AUTO INDUSTRY HAS THE SNIFFLES
The U.S. auto industry is getting yanked in different directions by an unbalanced global economy. U.S. sales last year topped 17 million vehicles for an unprecedented fourth straight year. But good news is being tempered with flashing yellow lights overseas. Sales in China—by far the world’s largest car market—likely contracted last year for the first time in decades. Ford Motor Co. and Fiat Chrysler Automobiles swung from profits to red ink there in recent quarters. General Motors saw sales sink 25% in the fourth quarter.
Big question: Can the U.S. keep bucking the slowing global trend? Many forecasters see U.S. sales falling short of 17 million vehicles this year—still historically high, but a level that would mark only the second year-over-year decline since the 2007-2009 recession.
BREXIT UNCERTAINTY
British lawmakers are set to vote Tuesday on the terms of the divorce deal that Prime Minister Theresa May has spent two years hammering out with the European Union. The vote, which Mrs. May looks set to lose, is likely to prolong the uncertainty around Brexit just over two months before Britain is due to leave, Joanna Sugden reports.
QUOTE OF THE DAY
While China’s economy isn’t facing an imminent collapse, neither is it in a particularly good place. Growth in 2019 is likely to be weaker than in 2018 and this will play a significant role in the coming global slowdown.—Neil Shearing, chief economist at Capital Economics
TWEET OF THE DAY
[wsj-responsive-sandbox id = "0" ]WHAT ELSE WE’RE READING
The Democrats’ Clinton-Obama era is dead. “No matter who takes the Democratic nomination in 2020, they will speak for a radicalised party in quest of the new New Deal. They owe a debt of gratitude to Donald Trump. However much resurgent liberals detest America’s 45th president, they can thank him for sweeping away the mindset of systematic caution that has mesmerised Democratic leaders for a generation,” The Financial Times’ Edward Luce writes.
Fox talk show host Tucker Carlson has a new take on capitalism that’s winning praise from the left: “Any economic system that weakens and destroys families is not worth having.” Washington Post columnist Christine Emba says Mr.

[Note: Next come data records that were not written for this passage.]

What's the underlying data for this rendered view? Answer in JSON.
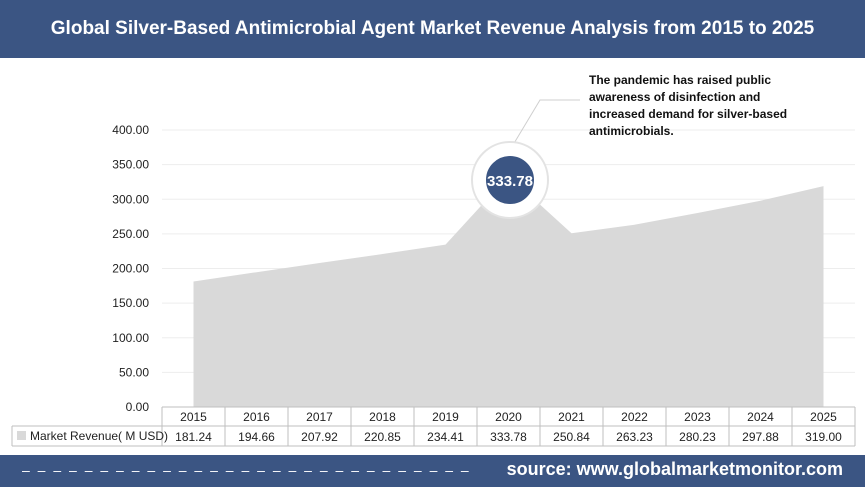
{
  "title": "Global Silver-Based Antimicrobial Agent Market Revenue Analysis from 2015 to 2025",
  "annotation": "The pandemic has raised public awareness of disinfection and increased demand for silver-based antimicrobials.",
  "highlight_label": "333.78",
  "footer": {
    "dashes": "– – – – – – – – – – – – – – – – – – – – – – – – – – – – –",
    "source": "source: www.globalmarketmonitor.com"
  },
  "colors": {
    "header": "#3b5583",
    "area": "#d9d9d9",
    "badge": "#3b5583"
  },
  "chart_data": {
    "type": "area",
    "categories": [
      "2015",
      "2016",
      "2017",
      "2018",
      "2019",
      "2020",
      "2021",
      "2022",
      "2023",
      "2024",
      "2025"
    ],
    "series": [
      {
        "name": "Market Revenue( M USD)",
        "values": [
          181.24,
          194.66,
          207.92,
          220.85,
          234.41,
          333.78,
          250.84,
          263.23,
          280.23,
          297.88,
          319.0
        ]
      }
    ],
    "value_labels": [
      "181.24",
      "194.66",
      "207.92",
      "220.85",
      "234.41",
      "333.78",
      "250.84",
      "263.23",
      "280.23",
      "297.88",
      "319.00"
    ],
    "y_ticks": [
      "0.00",
      "50.00",
      "100.00",
      "150.00",
      "200.00",
      "250.00",
      "300.00",
      "350.00",
      "400.00"
    ],
    "ylim": [
      0,
      400
    ],
    "data_table": true,
    "legend": "data-table"
  }
}
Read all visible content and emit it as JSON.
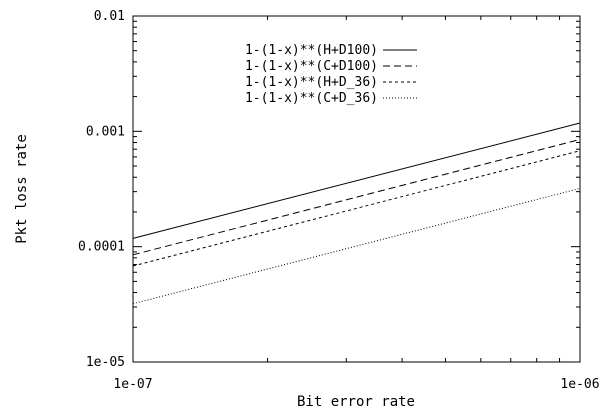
{
  "chart_data": {
    "type": "line",
    "title": "",
    "xlabel": "Bit error rate",
    "ylabel": "Pkt loss rate",
    "x_scale": "log",
    "y_scale": "log",
    "xlim": [
      1e-07,
      1e-06
    ],
    "ylim": [
      1e-05,
      0.01
    ],
    "grid": false,
    "legend_position": "top-right",
    "x_ticks": [
      {
        "value": 1e-07,
        "label": "1e-07"
      },
      {
        "value": 1e-06,
        "label": "1e-06"
      }
    ],
    "y_ticks": [
      {
        "value": 1e-05,
        "label": "1e-05"
      },
      {
        "value": 0.0001,
        "label": "0.0001"
      },
      {
        "value": 0.001,
        "label": "0.001"
      },
      {
        "value": 0.01,
        "label": "0.01"
      }
    ],
    "series": [
      {
        "name": "1-(1-x)**(H+D100)",
        "dash": "solid",
        "x": [
          1e-07,
          1e-06
        ],
        "y": [
          0.000118,
          0.00118
        ]
      },
      {
        "name": "1-(1-x)**(C+D100)",
        "dash": "dashed",
        "x": [
          1e-07,
          1e-06
        ],
        "y": [
          8.5e-05,
          0.00085
        ]
      },
      {
        "name": "1-(1-x)**(H+D_36)",
        "dash": "short-dashed",
        "x": [
          1e-07,
          1e-06
        ],
        "y": [
          6.8e-05,
          0.00068
        ]
      },
      {
        "name": "1-(1-x)**(C+D_36)",
        "dash": "dotted",
        "x": [
          1e-07,
          1e-06
        ],
        "y": [
          3.2e-05,
          0.00032
        ]
      }
    ]
  }
}
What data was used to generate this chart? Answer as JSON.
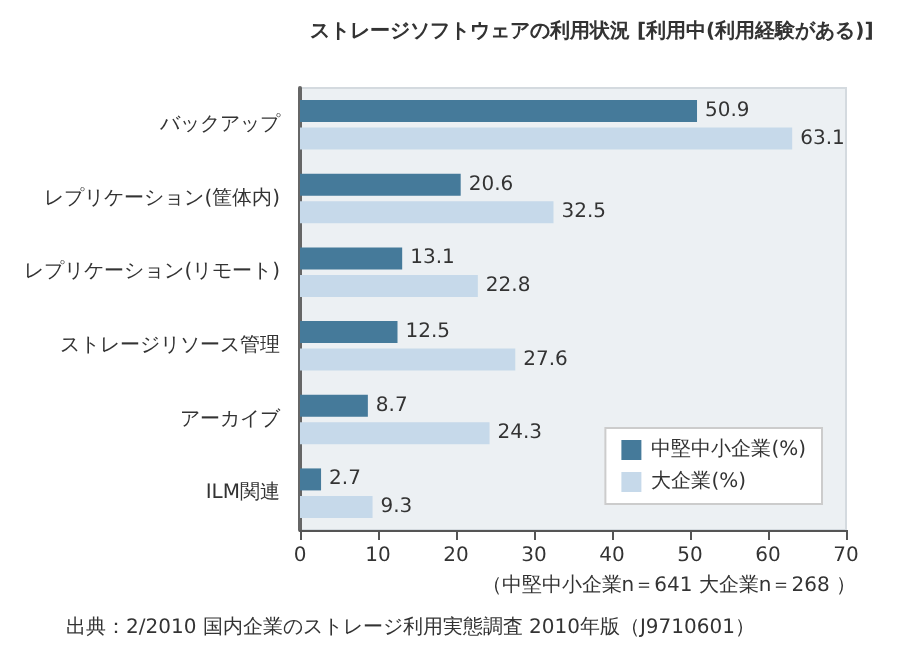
{
  "chart_data": {
    "type": "bar",
    "orientation": "horizontal",
    "title": "ストレージソフトウェアの利用状況 [利用中(利用経験がある)]",
    "categories": [
      "バックアップ",
      "レプリケーション(筐体内)",
      "レプリケーション(リモート)",
      "ストレージリソース管理",
      "アーカイブ",
      "ILM関連"
    ],
    "series": [
      {
        "name": "中堅中小企業(%)",
        "color": "#457a9a",
        "values": [
          50.9,
          20.6,
          13.1,
          12.5,
          8.7,
          2.7
        ]
      },
      {
        "name": "大企業(%)",
        "color": "#c6d9ea",
        "values": [
          63.1,
          32.5,
          22.8,
          27.6,
          24.3,
          9.3
        ]
      }
    ],
    "xlim": [
      0,
      70
    ],
    "xticks": [
      0,
      10,
      20,
      30,
      40,
      50,
      60,
      70
    ],
    "data_labels": true,
    "grid": false,
    "legend": "bottom right",
    "annotations": [
      "（中堅中小企業n＝641 大企業n＝268 ）",
      "出典：2/2010 国内企業のストレージ利用実態調査 2010年版（J9710601）"
    ]
  }
}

Carlson “has delivered a remarkably correct opinion to kick off 2019.”
UP NEXT: TUESDAY
The New York Fed’s Empire State manufacturing survey for January is expected to tick up to 11.0 from 10.9 a month earlier (8:30 a.m. ET)
The U.S. producer price index for December is expected to slip 0.1% from a month earlier. Excluding food and energy, the index is expected to rise 0.2%. (8:30 a.m. ET)
European Central Bank President Mario Draghi presents the ECB’s annual report at 10 a.m. ET.
The Minneapolis Fed’s Neel Kashkari speaks on the regional economy in Rochester, Minn., at 11:30 a.m. ET, the Kansas City Fed’s Esther George speaks on economy and monetary policy at 1 p.m. ET, and the Dallas Fed’s Robert Kaplan speaks in Plano, Texas at 1 p.m. ET.
U.K. lawmakers are scheduled to vote on Prime Minister Theresa May’s Brexit deal.